I can estimate relative sizes, based on the size of the JSON source, but it'll be even better to know the actual size of the serialised object

  • "Blows up开发者_如何学C" = Safari slows down, then the screen goes black, and I'm back to the standard iPad home screen. Whatever that's called. Looks to me, that Safari has run out of the memory allocated for a browser instance.


This won't directly answer your question. The JS language reference doesn't specify how to store data, so it's up to the groups doing the implementation, in this case the WebKit team, and I've not seen anything public on that. I've definitely not seen anything about Mobile Safari's implementation of WebKit.

What I would say is that things may actually not be running great on the desktop, it's just that the the desktop's speed and size masks "problems" that show up on the mobile devices. On iOS, a browser instance has a ceiling of 10MB in which to operate if I remember correctly, though in practice, you start to hit the wall right around 6 or 7MB. On a PC, when you run out of RAM, the computer will simply just dump out unused memory to the disk. On iOS either resources stop loading (such as images) or the browser just exits (which is probably what you are experiencing).

If you have a Mac, you can snoop on Safari to see how it's doing by using a tool called "Instruments" (it's part of the iOS SDK). If you don't have a Mac or don't want to download the SDK, just open a clean instance of Safari, open up Windows' Task Manager or Mac's Activity Monitor and watch how your memory usage changes when you load up your webapp.

Staying within the 6MB window is annoying. The biggest thing is try to avoid creating new images. For example, this pattern is a huge problem on an iPhone:

function placeImage(imagename,targetelement) { 
    var image = new Image();
    image.src = imagename;
    targetelement.appendChild(image);
}

In this case, even if you remove the image from the DOM, and even though image is scoped within placeImage, it will never, ever get released and it is just a matter of time before this application crashes the browser. If this is your case, instead think about how many images you need to display at once, create image objects only for those elements and recycle them (just reset the src any time you want a new image).

Also, I've found that JavaScript's application stack is much smaller than on a desktop browser, so if you have a lot of recursion, you'll see the problem much faster on iOS. The way to spot this problem is to open up the Developer Tools in Safari and use the profiler to see what functions are getting called the most.

[edit] I can't remember if this is the exact technique that exposes how numbers are stored differently internally by webkit, but I think it is.
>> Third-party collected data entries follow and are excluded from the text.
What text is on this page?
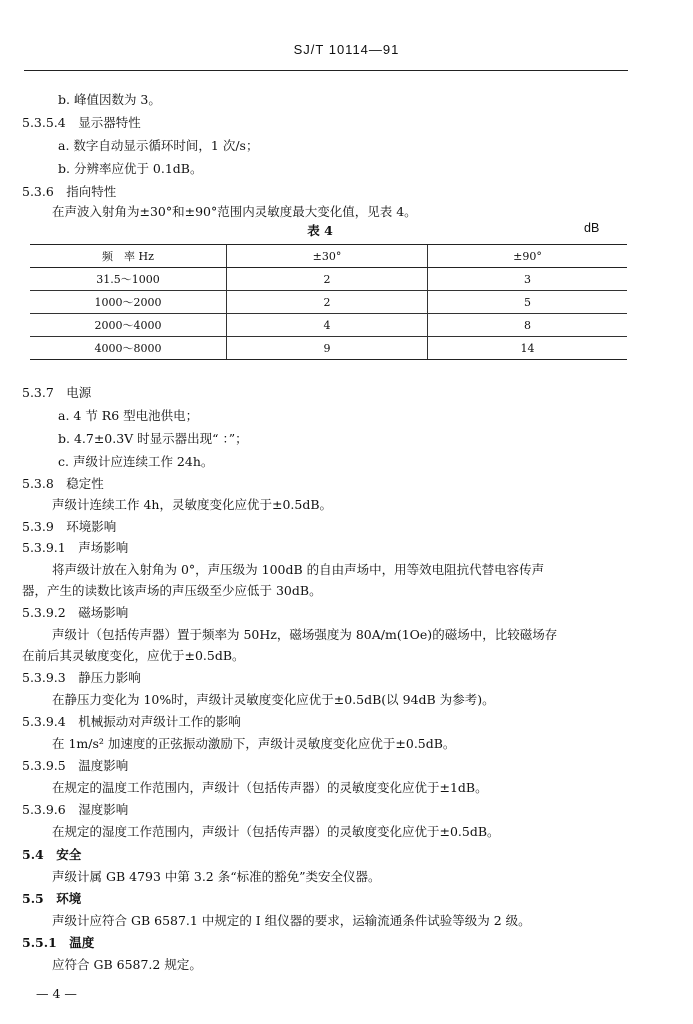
SJ/T 10114—91
b. 峰值因数为 3。
5.3.5.4　显示器特性
a. 数字自动显示循环时间，1 次/s；
b. 分辨率应优于 0.1dB。
5.3.6　指向特性
在声波入射角为±30°和±90°范围内灵敏度最大变化值，见表 4。
表 4	dB
频　率 Hz	±30°	±90°
31.5～1000	2	3
1000～2000	2	5
2000～4000	4	8
4000～8000	9	14
5.3.7　电源
a. 4 节 R6 型电池供电；
b. 4.7±0.3V 时显示器出现“ ：”；
c. 声级计应连续工作 24h。
5.3.8　稳定性
声级计连续工作 4h，灵敏度变化应优于±0.5dB。
5.3.9　环境影响
5.3.9.1　声场影响
将声级计放在入射角为 0°，声压级为 100dB 的自由声场中，用等效电阻抗代替电容传声
器，产生的读数比该声场的声压级至少应低于 30dB。
5.3.9.2　磁场影响
声级计（包括传声器）置于频率为 50Hz，磁场强度为 80A/m(1Oe)的磁场中，比较磁场存
在前后其灵敏度变化，应优于±0.5dB。
5.3.9.3　静压力影响
在静压力变化为 10%时，声级计灵敏度变化应优于±0.5dB(以 94dB 为参考)。
5.3.9.4　机械振动对声级计工作的影响
在 1m/s² 加速度的正弦振动激励下，声级计灵敏度变化应优于±0.5dB。
5.3.9.5　温度影响
在规定的温度工作范围内，声级计（包括传声器）的灵敏度变化应优于±1dB。
5.3.9.6　湿度影响
在规定的湿度工作范围内，声级计（包括传声器）的灵敏度变化应优于±0.5dB。
5.4　安全
声级计属 GB 4793 中第 3.2 条“标准的豁免”类安全仪器。
5.5　环境
声级计应符合 GB 6587.1 中规定的 Ⅰ 组仪器的要求，运输流通条件试验等级为 2 级。
5.5.1　温度
应符合 GB 6587.2 规定。
— 4 —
Basically, you do a sort on a million random numbers, first with a float, then (if you uncomment the line) an integer and then a large integer. I'm not good with typed languages, so I'm not exactly sure what this proves other than that internally numbers are treated differently depending on their smallest possibly representation.

arrTarget = [];
for (var i = 0; i < 1000000; i++) {
    arrTarget.push(Math.random() * 16000000);
//  arrTarget.push(Math.floor(Math.random() * 16000000));
//  arrTarget.push(Math.floor(Math.random() * 1600000000000));
}

// Time how long it takes to sort the array:
var time = new Date().getTime();
arrTarget.sort();
console.log(new Date().getTime() - time);


This isn't something you can do in general, but the sizes of some JavaScript objects are not implementation specific, so you do have some guarantees:

  • "A string value is a member of the type String and is a finite ordered sequence of zero or more 16-bit unsigned integer values."
  • "The type Number is a set of values representing numbers. In ECMAScript, the set of values represents the double-precision 64-bit format IEEE 754 values including the special "Not-a-Number" (NaN) values, positive infinity, and negative infinity."